There was method to this. I wanted to identify the little bastard, to know whether I should be wary of look-a-likes in the future. Unfortunately, while attempting to get a clearer picture of it, I got distracted by another spider that was hanging out under the sink.
. . .Aaaaand in doing so I lost track of the first one, which I had intended to drown via the faucet once I was done with the photoshoot. As mentioned at the end of my last post, I’ll go to pains not to kill things. But, when it comes to unfamiliar 8-legged crawlers in Oz, I just ain’t fucking around.
Now, all this was all fine and dandy. I even posted the pics to facebook with a series of status updates (because, apparently, I’ve nothing better to do with my free time in foreign lands). I thought I was being tongue-in-cheek funny; playing up the stereotype of the terrified foreigner when really, in all honesty, I wasn’t too stressed about it. But here’s the kicker: turns out that first little bastard, identified by a mate over Facebook as a ‘white-tail’, actually was poisonous. Potentially dangerously so.
So now I check the seat every time I go to the bathroom.
Encounter #3 – The Horror Movie Rustler
I just wanted to work on my computer.
And I was, typing away, click click click rustle.
. . .wait, what?
Rustle rustle.
I turned towards the sound that seemed to be coming from the corner of the room behind me. Silence. Shrugged. Returned to laptop. Type type rustle.
I whipped my head around. Cautiously edged closer to the corner of my bed, towards the-
Rustle.
My backpack. Something was crawling around in my backpack. Something large enough to make rustling sounds.
I had a moment of sheer paralysis. What to do?

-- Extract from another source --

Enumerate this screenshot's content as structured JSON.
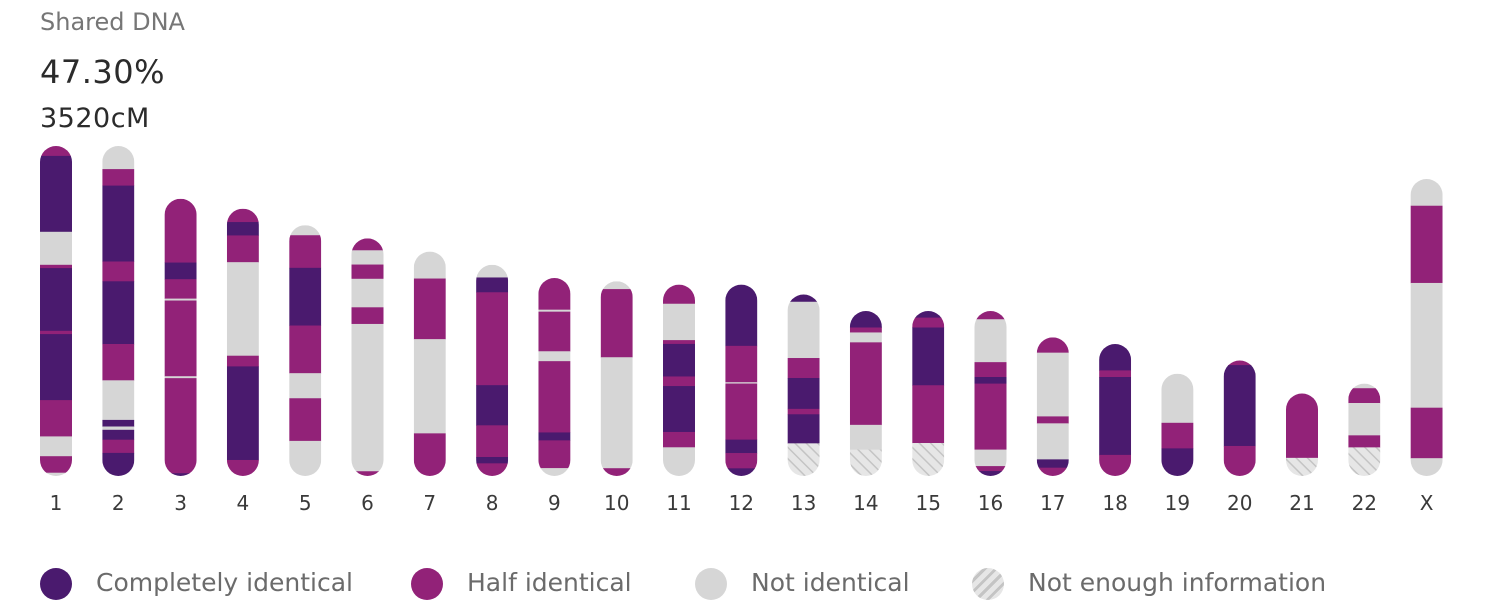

I couldn’t just leave it. Whatever it was would surely kill me in my sleep if I did. But if I lifted up the flap to peer inside. . .well, then it was definitely going to spring for my face, lay eggs in my belly, evolve, and lay waste to West Melbourne.
I poked the pack with a pen.
Rustle.
Poke.
Rustle.
I gathered some courage (/recklessness) and flipped the top flap open with the pen. And this was what hopped out:
Fucker.
Alright, I know, he’s like 3, 4 inches max head to tail. But he could still be poisonous. I’d learned that lesson from Ninja Cleavage Creeper.
So I spent the next 15 minutes of my life herding the little bastard off the backpack and out of the corner until I could successfully employ my plastic container over/paper underneath containment strategy.
We have a tiny ‘garden’ in the front courtyard of our house, which is where I’ve been dumping the critters that I evict from the premises. This keeps up, I’m going to have some bizarre battle royale of all things tiny but mighty happening in the front hedge.
Which is then of course going to create some Darwinian super breed and I’m just going to have to abandon leaving the house altogether.
*
*No creatures were harmed during the events of this article. Well, except Ugly McLotsalegs. At one point he made a mad dash to escape his plastic prison and, in sheer frenzied terror, I slammed down on the container and accidentally severed a portion of one of his antennae. Sorry about that, dude. But hey, you can rock it. Chicks dig scars.
*Postscript – Ironically, it was just shortly after publishing this post that I experienced Encounter #4 – ‘Unlucky Seven’.

I don’t care if he’s an amputee – equal rights, dammit. He inspires just as much panic from me as any other Aussie spider.
This seven-legged sucker is most likely a Black House Spider – poisonous, but not fatally so. Unfortunately, he bore a striking enough resemblance to a Male Funnel Web that he was not granted the ‘trap and release’ privilege. He instead got the ‘off to the ocean depths with you’ treatment.
Let him deal with the effing Blue Ringed Octopi.
Damn Cleavage Creepers, they’re everywhere. But hell bugs get horny too…
I bet one of them gave you shingles.